Идя по следам, которые Блох оставил в истории мысли, мы, конечно, многому научились. Полемизируя с Лукачем, он учредил пространство коммуникации между авангардным искусством и марксистской критикой, под влиянием методологических идей «Теории романа» искал языки описания для философии, которая узнавала бы себя в литературе. Мышление молодого Блоха стало оселком, на котором испытывал себя иудейский мессианизм во всем напряжении своих противоречий между новым трепетом и нелепой монументальностью собственных притязаний, между поиском духовной свободы и теми тысячами тысяч, которые даже не успели понять, за что и почему они раздавлены историей. Этот мессианизм явлен нам не только в апокалиптических пассажах из «Духа утопии» или в «Теолого-политическом фрагменте», мессианскому ритму подчинены герои трагедии, романа, барочной «драмы скорби», мессианство задает логику литературных жанров.
Конечно, мы должны спрашивать, чем в наши дни может стать наследие Блоха, с его навязчивой идеей о том, что все сны когда-нибудь сбудутся, с его странноватым оптимизмом и с проповедью гуманистических ценностей от имени Маркса. Сможет ли философия утопии сегодня, когда с новой силой заявляет о себе апокалиптическое сознание, стать для нас вполне подходящим языком описания и стилистическим ориентиром?

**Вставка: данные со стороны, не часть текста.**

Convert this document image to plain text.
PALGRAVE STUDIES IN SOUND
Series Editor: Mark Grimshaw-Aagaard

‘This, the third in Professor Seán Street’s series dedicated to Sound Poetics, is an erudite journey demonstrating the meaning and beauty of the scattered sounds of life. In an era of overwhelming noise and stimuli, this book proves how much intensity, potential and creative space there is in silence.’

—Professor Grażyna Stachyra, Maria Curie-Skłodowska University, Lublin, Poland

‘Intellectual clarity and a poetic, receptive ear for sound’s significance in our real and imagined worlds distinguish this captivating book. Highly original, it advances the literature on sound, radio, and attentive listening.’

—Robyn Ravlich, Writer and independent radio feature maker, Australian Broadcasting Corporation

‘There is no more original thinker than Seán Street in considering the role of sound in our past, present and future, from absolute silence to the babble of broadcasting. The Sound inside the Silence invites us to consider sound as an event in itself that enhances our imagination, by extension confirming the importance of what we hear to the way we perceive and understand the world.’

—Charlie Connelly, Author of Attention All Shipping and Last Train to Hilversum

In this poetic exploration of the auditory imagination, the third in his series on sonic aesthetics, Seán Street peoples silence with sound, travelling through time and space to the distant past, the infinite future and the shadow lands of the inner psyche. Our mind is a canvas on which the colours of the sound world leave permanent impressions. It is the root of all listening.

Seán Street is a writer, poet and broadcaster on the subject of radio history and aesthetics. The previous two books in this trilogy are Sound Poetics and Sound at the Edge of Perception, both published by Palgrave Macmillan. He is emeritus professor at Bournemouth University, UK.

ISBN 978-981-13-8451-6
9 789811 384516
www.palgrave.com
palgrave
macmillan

Важный философский урок, который неустанно воспроизводится у Блоха, состоит в том, что нет абсолютной инстанции, способной судить утопическую мысль, что рациональная наукообразная трезвость, пытающаяся развенчать утопию как «воздушные замки» или Аристофановы «облака», сама оказывается беспомощной перед нестабильностью мира, в котором мы живем. Законченность форм, точность понятий и определений могут быть не только чертами совершенной красоты или прогрессивной науки, но и характеристикой догматического, авторитарного сознания. Блох сумел со всей решимостью высказать эту мысль на понятном своему веку языке, и она – осознанно или нет – стала ориентиром не только для современного искусства, в котором поиск и сама возможность формы постоянно ставятся под вопрос или даже упраздняют сами себя, но и для многих направлений новейшей философии. И здесь оказался решающим опыт Беньямина.

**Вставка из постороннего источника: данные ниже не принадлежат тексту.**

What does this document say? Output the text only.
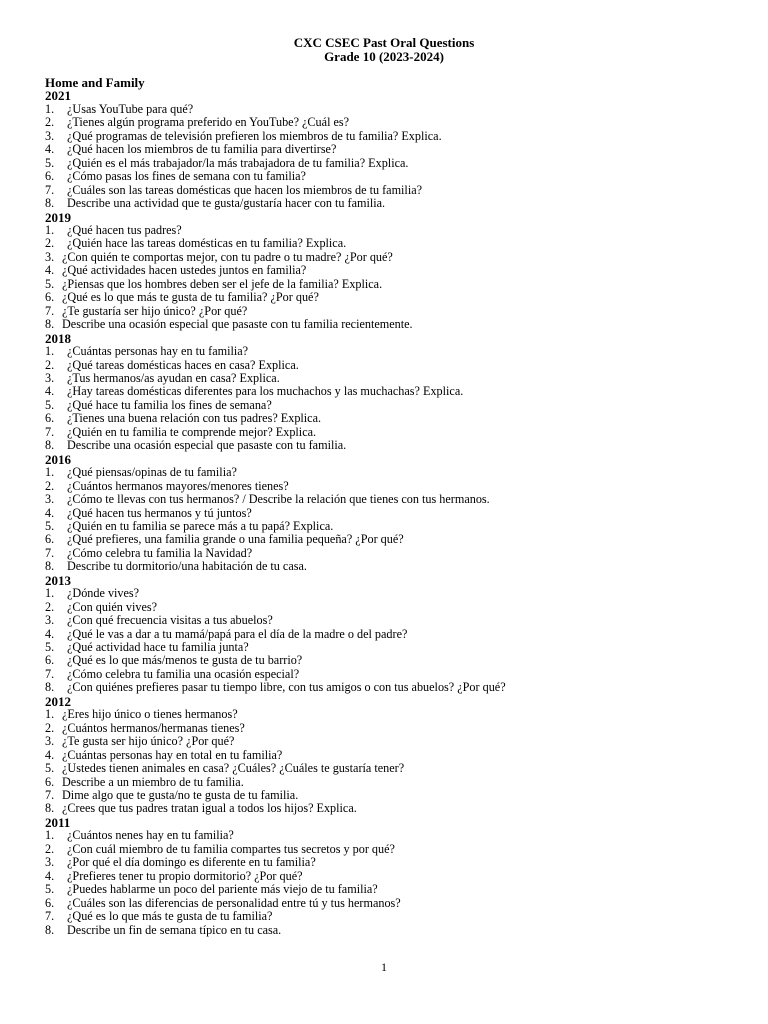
CXC CSEC Past Oral Questions
Grade 10 (2023-2024)
Home and Family
2021
1.	¿Usas YouTube para qué?
2.	¿Tienes algún programa preferido en YouTube? ¿Cuál es?
3.	¿Qué programas de televisión prefieren los miembros de tu familia? Explica.
4.	¿Qué hacen los miembros de tu familia para divertirse?
5.	¿Quién es el más trabajador/la más trabajadora de tu familia? Explica.
6.	¿Cómo pasas los fines de semana con tu familia?
7.	¿Cuáles son las tareas domésticas que hacen los miembros de tu familia?
8.	Describe una actividad que te gusta/gustaría hacer con tu familia.
2019
1.	¿Qué hacen tus padres?
2.	¿Quién hace las tareas domésticas en tu familia? Explica.
3. ¿Con quién te comportas mejor, con tu padre o tu madre? ¿Por qué?
4. ¿Qué actividades hacen ustedes juntos en familia?
5. ¿Piensas que los hombres deben ser el jefe de la familia? Explica.
6. ¿Qué es lo que más te gusta de tu familia? ¿Por qué?
7. ¿Te gustaría ser hijo único? ¿Por qué?
8. Describe una ocasión especial que pasaste con tu familia recientemente.
2018
1.	¿Cuántas personas hay en tu familia?
2.	¿Qué tareas domésticas haces en casa? Explica.
3.	¿Tus hermanos/as ayudan en casa? Explica.
4.	¿Hay tareas domésticas diferentes para los muchachos y las muchachas? Explica.
5.	¿Qué hace tu familia los fines de semana?
6.	¿Tienes una buena relación con tus padres? Explica.
7.	¿Quién en tu familia te comprende mejor? Explica.
8.	Describe una ocasión especial que pasaste con tu familia.
2016
1.	¿Qué piensas/opinas de tu familia?
2.	¿Cuántos hermanos mayores/menores tienes?
3.	¿Cómo te llevas con tus hermanos? / Describe la relación que tienes con tus hermanos.
4.	¿Qué hacen tus hermanos y tú juntos?
5.	¿Quién en tu familia se parece más a tu papá? Explica.
6.	¿Qué prefieres, una familia grande o una familia pequeña? ¿Por qué?
7.	¿Cómo celebra tu familia la Navidad?
8.	Describe tu dormitorio/una habitación de tu casa.
2013
1.	¿Dónde vives?
2.	¿Con quién vives?
3.	¿Con qué frecuencia visitas a tus abuelos?
4.	¿Qué le vas a dar a tu mamá/papá para el día de la madre o del padre?
5.	¿Qué actividad hace tu familia junta?
6.	¿Qué es lo que más/menos te gusta de tu barrio?
7.	¿Cómo celebra tu familia una ocasión especial?
8.	¿Con quiénes prefieres pasar tu tiempo libre, con tus amigos o con tus abuelos? ¿Por qué?
2012
1. ¿Eres hijo único o tienes hermanos?
2. ¿Cuántos hermanos/hermanas tienes?
3. ¿Te gusta ser hijo único? ¿Por qué?
4. ¿Cuántas personas hay en total en tu familia?
5. ¿Ustedes tienen animales en casa? ¿Cuáles? ¿Cuáles te gustaría tener?
6. Describe a un miembro de tu familia.
7. Dime algo que te gusta/no te gusta de tu familia.
8. ¿Crees que tus padres tratan igual a todos los hijos? Explica.
2011
1.	¿Cuántos nenes hay en tu familia?
2.	¿Con cuál miembro de tu familia compartes tus secretos y por qué?
3.	¿Por qué el día domingo es diferente en tu familia?
4.	¿Prefieres tener tu propio dormitorio? ¿Por qué?
5.	¿Puedes hablarme un poco del pariente más viejo de tu familia?
6.	¿Cuáles son las diferencias de personalidad entre tú y tus hermanos?
7.	¿Qué es lo que más te gusta de tu familia?
8.	Describe un fin de semana típico en tu casa.
1
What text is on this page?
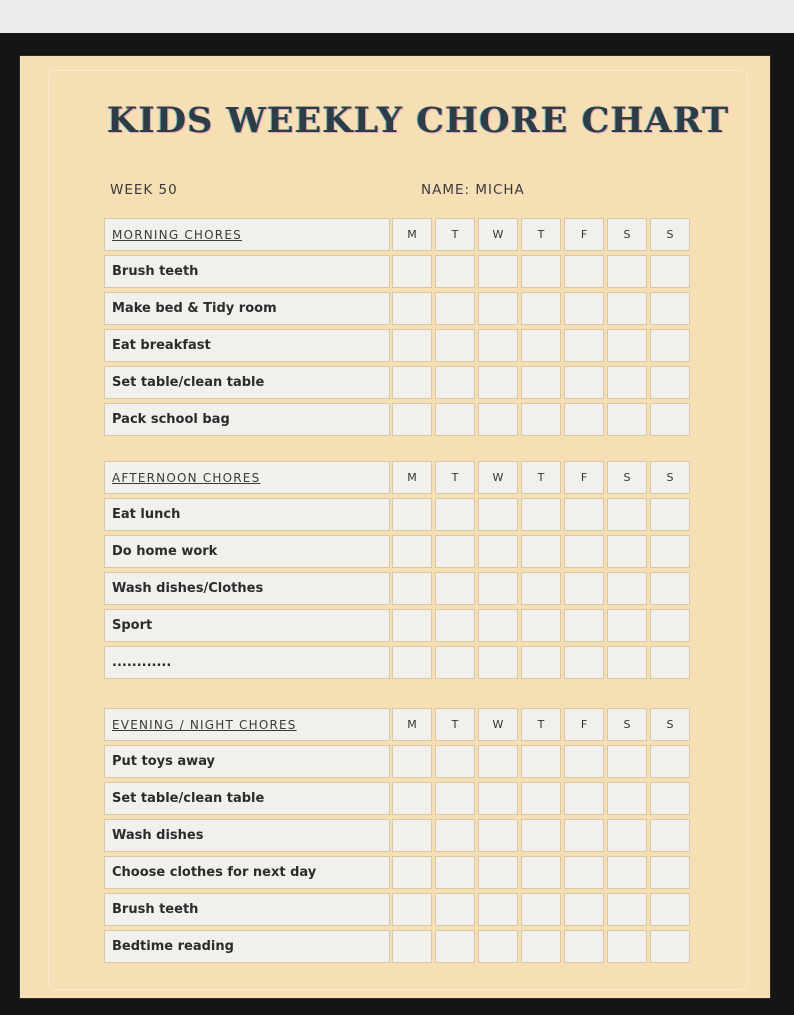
KIDS WEEKLY CHORE CHART
WEEK 50	NAME: MICHA
MORNING CHORES	M	T	W	T	F	S	S
Brush teeth
Make bed & Tidy room
Eat breakfast
Set table/clean table
Pack school bag
AFTERNOON CHORES	M	T	W	T	F	S	S
Eat lunch
Do home work
Wash dishes/Clothes
Sport
............
EVENING / NIGHT CHORES	M	T	W	T	F	S	S
Put toys away
Set table/clean table
Wash dishes
Choose clothes for next day
Brush teeth
Bedtime reading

Конечно, именно Блох был одним из первых в ХХ в., для кого марксизм и теология могли свободно монтироваться в одном концептуальном ряду. Но когда появились работы Беньямина, сменился и стиль Блоха – от апокалиптической мистики он перешел к мистике секулярной и вместе с Беньямином принялся свидетельствовать о мире, в котором имманентность смысла ушла (PH, 354), но, уйдя навсегда, оставила по себе следы утопии. Беньямин, по-видимому, был для Блоха тем, кто показал непрочитываемость, неисчерпаемость этих следов. Молния на грозовом небе истории может, конечно, на краткий миг осветить темный ландшафт истины, но такой опыт нельзя произвольно повторить, и на следующий день от этого ландшафта уже ничего не останется. Оборотной стороной парадоксальности, присутствующей в утопическом проекте, как раз и оказывается эта дрожь смутного, непроницаемого мгновения, принципиальное недоумение перед опытом времени и поиск решений, которые помогли бы с этим временем обращаться.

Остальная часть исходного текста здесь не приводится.